Morir en Fallas
Ya se sabe que vida y muerte andan liadas aquí y en todas partes. Como la famosa pescadilla, los circuitos de reciclado, el ouroboro y el 69. Esto resulta más evidente en las tierras valencianas donde es alta la densidad demográfica, y de aguas fecales, y es notable la feracidad de sus huertas hasta el punto de que penden racimos de oro bajo los arcos de las palmeras, como recuerda nuestro Himno Regional.La tasa de vitalidad ha de ir acompañada, -según la prestigiosa ley del péndulo-,por una gran variedad de siniestros que se encargue, finalmente, de liquidarla y restablecer el equilibrio. Son famosos nuestros crímenes pasionales y el incomparable colorido de las plagas del campo, de los elementos desatados y de las coyunturas adversas del mercado frutícola.
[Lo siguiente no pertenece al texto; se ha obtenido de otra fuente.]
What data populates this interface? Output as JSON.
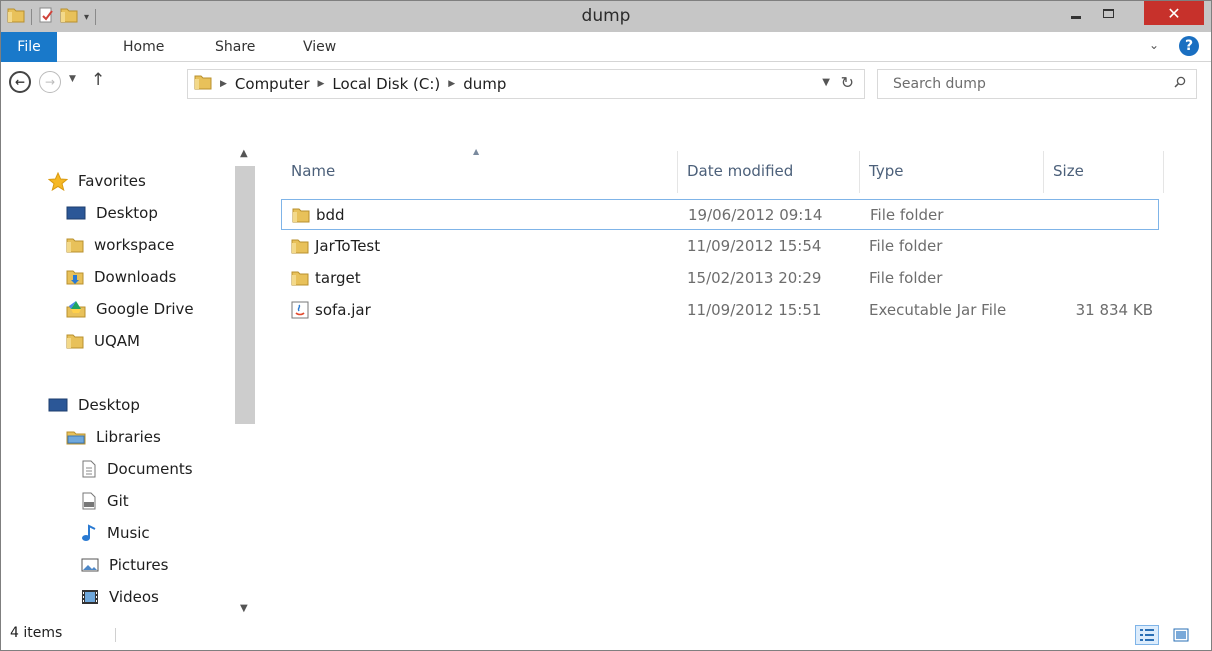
{
  "window": {
    "title": "dump"
  },
  "ribbon": {
    "tabs": [
      {
        "label": "File"
      },
      {
        "label": "Home"
      },
      {
        "label": "Share"
      },
      {
        "label": "View"
      }
    ]
  },
  "address": {
    "breadcrumbs": [
      "Computer",
      "Local Disk (C:)",
      "dump"
    ]
  },
  "search": {
    "placeholder": "Search dump"
  },
  "nav": {
    "favorites_label": "Favorites",
    "favorites": [
      "Desktop",
      "workspace",
      "Downloads",
      "Google Drive",
      "UQAM"
    ],
    "desktop_label": "Desktop",
    "libraries_label": "Libraries",
    "libraries": [
      "Documents",
      "Git",
      "Music",
      "Pictures",
      "Videos"
    ]
  },
  "columns": {
    "name": "Name",
    "date": "Date modified",
    "type": "Type",
    "size": "Size"
  },
  "files": [
    {
      "name": "bdd",
      "date": "19/06/2012 09:14",
      "type": "File folder",
      "size": "",
      "icon": "folder-icon",
      "selected": true
    },
    {
      "name": "JarToTest",
      "date": "11/09/2012 15:54",
      "type": "File folder",
      "size": "",
      "icon": "folder-icon",
      "selected": false
    },
    {
      "name": "target",
      "date": "15/02/2013 20:29",
      "type": "File folder",
      "size": "",
      "icon": "folder-icon",
      "selected": false
    },
    {
      "name": "sofa.jar",
      "date": "11/09/2012 15:51",
      "type": "Executable Jar File",
      "size": "31 834 KB",
      "icon": "jar-file-icon",
      "selected": false
    }
  ],
  "status": {
    "items_count": "4 items"
  },
  "colors": {
    "accent": "#1979ca",
    "close": "#c7312b",
    "selection_border": "#7fb4e8",
    "folder": "#e8c15a"
  }
}
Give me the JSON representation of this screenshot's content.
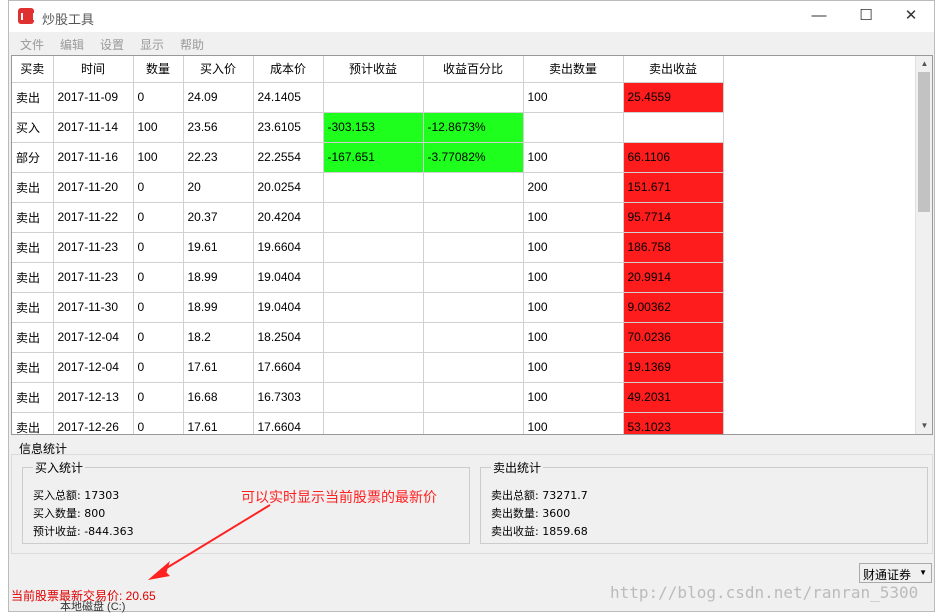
{
  "window": {
    "title": "炒股工具"
  },
  "menu": [
    "文件",
    "编辑",
    "设置",
    "显示",
    "帮助"
  ],
  "table": {
    "headers": [
      "买卖",
      "时间",
      "数量",
      "买入价",
      "成本价",
      "预计收益",
      "收益百分比",
      "卖出数量",
      "卖出收益"
    ],
    "rows": [
      [
        "卖出",
        "2017-11-09",
        "0",
        "24.09",
        "24.1405",
        "",
        "",
        "100",
        "25.4559"
      ],
      [
        "买入",
        "2017-11-14",
        "100",
        "23.56",
        "23.6105",
        "-303.153",
        "-12.8673%",
        "",
        ""
      ],
      [
        "部分",
        "2017-11-16",
        "100",
        "22.23",
        "22.2554",
        "-167.651",
        "-3.77082%",
        "100",
        "66.1106"
      ],
      [
        "卖出",
        "2017-11-20",
        "0",
        "20",
        "20.0254",
        "",
        "",
        "200",
        "151.671"
      ],
      [
        "卖出",
        "2017-11-22",
        "0",
        "20.37",
        "20.4204",
        "",
        "",
        "100",
        "95.7714"
      ],
      [
        "卖出",
        "2017-11-23",
        "0",
        "19.61",
        "19.6604",
        "",
        "",
        "100",
        "186.758"
      ],
      [
        "卖出",
        "2017-11-23",
        "0",
        "18.99",
        "19.0404",
        "",
        "",
        "100",
        "20.9914"
      ],
      [
        "卖出",
        "2017-11-30",
        "0",
        "18.99",
        "19.0404",
        "",
        "",
        "100",
        "9.00362"
      ],
      [
        "卖出",
        "2017-12-04",
        "0",
        "18.2",
        "18.2504",
        "",
        "",
        "100",
        "70.0236"
      ],
      [
        "卖出",
        "2017-12-04",
        "0",
        "17.61",
        "17.6604",
        "",
        "",
        "100",
        "19.1369"
      ],
      [
        "卖出",
        "2017-12-13",
        "0",
        "16.68",
        "16.7303",
        "",
        "",
        "100",
        "49.2031"
      ],
      [
        "卖出",
        "2017-12-26",
        "0",
        "17.61",
        "17.6604",
        "",
        "",
        "100",
        "53.1023"
      ]
    ]
  },
  "info": {
    "title": "信息统计",
    "buy": {
      "title": "买入统计",
      "lines": [
        "买入总额: 17303",
        "买入数量: 800",
        "预计收益: -844.363"
      ]
    },
    "sell": {
      "title": "卖出统计",
      "lines": [
        "卖出总额: 73271.7",
        "卖出数量: 3600",
        "卖出收益: 1859.68"
      ]
    }
  },
  "annotation": "可以实时显示当前股票的最新价",
  "status": {
    "price_text": "当前股票最新交易价: 20.65",
    "broker": "财通证券"
  },
  "watermark": "http://blog.csdn.net/ranran_5300",
  "background": {
    "drive_label": "本地磁盘 (C:)"
  },
  "colors": {
    "green": "#1eff1e",
    "red": "#ff1c1c",
    "annotation": "#ff2020"
  }
}
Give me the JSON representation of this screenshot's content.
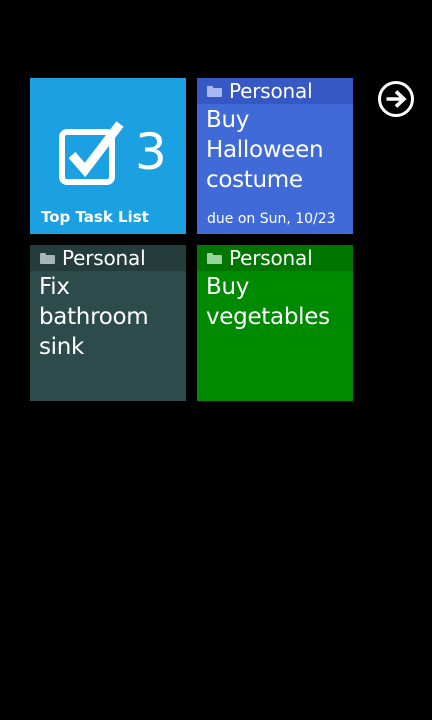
{
  "top_tile": {
    "count": "3",
    "label": "Top Task List",
    "color": "#1ba1e2",
    "icon": "checkbox-checked-icon"
  },
  "tasks": [
    {
      "category": "Personal",
      "title_lines": [
        "Buy",
        "Halloween",
        "costume"
      ],
      "due": "due on Sun, 10/23",
      "color": "#3f6ad8",
      "header_color": "#3558c4",
      "icon_color": "#a9b9f0"
    },
    {
      "category": "Personal",
      "title_lines": [
        "Fix",
        "bathroom",
        "sink"
      ],
      "due": "",
      "color": "#2d4b4a",
      "header_color": "#243c3b",
      "icon_color": "#a8b5b4"
    },
    {
      "category": "Personal",
      "title_lines": [
        "Buy",
        "vegetables"
      ],
      "due": "",
      "color": "#008a00",
      "header_color": "#007500",
      "icon_color": "#9bd49b"
    }
  ],
  "navigation": {
    "next_icon": "arrow-right-circle-icon"
  }
}
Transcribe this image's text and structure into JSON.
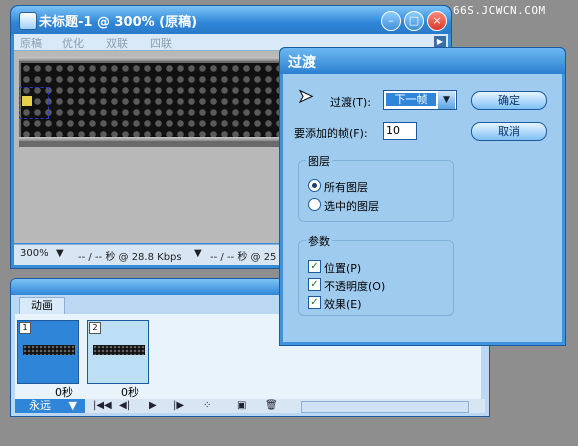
{
  "watermark": "66S.JCWCN.COM",
  "document": {
    "title": "未标题-1 @ 300% (原稿)",
    "tabs": [
      "原稿",
      "优化",
      "双联",
      "四联"
    ],
    "status": {
      "zoom": "300%",
      "speed1": "-- / -- 秒 @ 28.8 Kbps",
      "speed2": "-- / -- 秒 @ 25"
    }
  },
  "animation_panel": {
    "tab_label": "动画",
    "frames": [
      {
        "number": "1",
        "time": "0秒",
        "selected": true
      },
      {
        "number": "2",
        "time": "0秒",
        "selected": false
      }
    ],
    "loop": "永远"
  },
  "dialog": {
    "title": "过渡",
    "transition_label": "过渡(T):",
    "transition_value": "下一帧",
    "frames_label": "要添加的帧(F):",
    "frames_value": "10",
    "ok_label": "确定",
    "cancel_label": "取消",
    "layers_group": "图层",
    "layer_options": [
      {
        "label": "所有图层",
        "selected": true
      },
      {
        "label": "选中的图层",
        "selected": false
      }
    ],
    "params_group": "参数",
    "params": [
      {
        "label": "位置(P)",
        "checked": true
      },
      {
        "label": "不透明度(O)",
        "checked": true
      },
      {
        "label": "效果(E)",
        "checked": true
      }
    ]
  }
}
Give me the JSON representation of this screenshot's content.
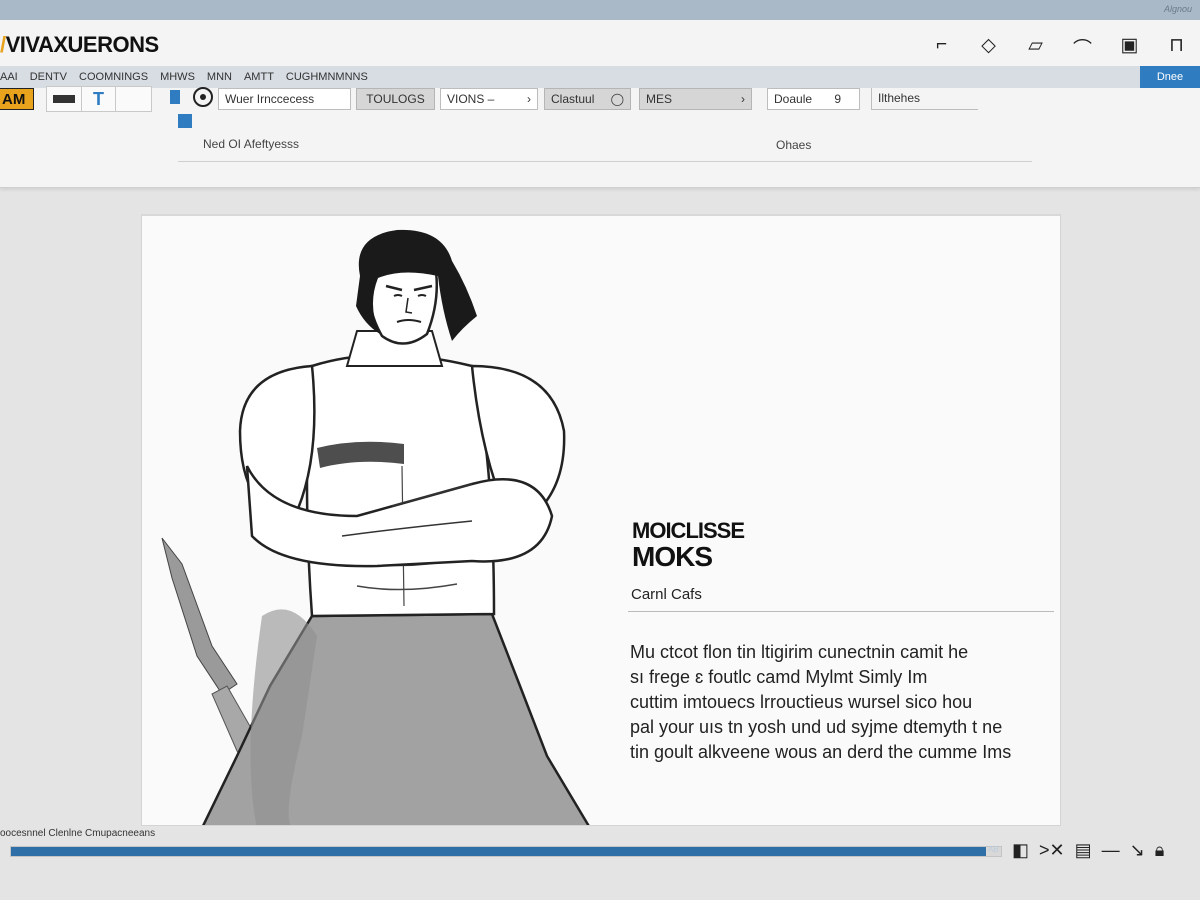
{
  "top_strip": {
    "tiny_label": "Algnou"
  },
  "app": {
    "title": "VIVAXUERONS"
  },
  "window_icons": [
    "crop-icon",
    "shape-icon",
    "tag-icon",
    "curve-icon",
    "frame-icon",
    "pin-icon"
  ],
  "menu": {
    "items": [
      "AAI",
      "DENTV",
      "COOMNINGS",
      "MHWS",
      "MNN",
      "AMTT",
      "CUGHMNMNNS"
    ],
    "done_label": "Dnee"
  },
  "toolbar": {
    "badge": "AM",
    "search_value": "Wuer Irnccecess",
    "sub_label": "Ned OI Afeftyesss",
    "btn_tools": "TOULOGS",
    "btn_views": "VIONS  –",
    "dropdown_custom": "Clastuul",
    "dropdown_mes": "MES",
    "field_douds": "Doaule",
    "field_douds_value": "9",
    "field_douds_sub": "Ohaes",
    "field_lithehes": "Ilthehes"
  },
  "canvas": {
    "promo_title_1": "MOICLISSE",
    "promo_title_2": "MOKS",
    "promo_subtitle": "Carnl Cafs",
    "promo_body": [
      "Mu ctcot flon tin ltigirim cunectnin camit he",
      "sı frege ɛ foutlc camd Mylmt Simly Im",
      "cuttim imtouecs lrrouctieus wursel sico hou",
      "pal your uıs tn yosh und ud syjme dtemyth t ne",
      "tin goult alkveene wous an derd the cumme Ims"
    ]
  },
  "status": {
    "left_text": "oocesnnel Clenlne Cmupacneeans",
    "progress": 0.985,
    "end_glyph": "AB",
    "icons": [
      "panel-icon",
      "shuffle-icon",
      "list-icon",
      "line-icon",
      "check-icon",
      "lock-icon"
    ]
  },
  "colors": {
    "accent_orange": "#e8a21c",
    "accent_blue": "#2f7cc0",
    "progress_blue": "#2f6fa8"
  }
}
A todos ellos hay que sumar las Fallas. Hay que querer mucho a las Fallas para no llegar a odiarlas. Es mi caso.
Las fallas implican, ante todo, un tiberio colosal en forma de madrugadas ruidosas, petardos incontrolados en manos de nenes sádicos, caos circulatorio, subida dolosa, pero regalada de los precios, altavoces callejeros que parecen conectados a los anunciantes de lavajillas y desfiles eternos a toque de corneta.
El propio delegado del gobiemo, Eugenio Burriel, hubo de negociar la atenuación de algunos artículos de la nueva norma de explosivos para asegurar el lucimiento y autonomía de la pirotecnia amateur. Nuestra singularidad se halla a salvo. En los tiempos homogeneizadores que corren es preferible el martirio a la pérdida de uno solo de los mondongos que habitan las entrañas de nuestra peculiaridad. O sea que jodidos, pero contentos.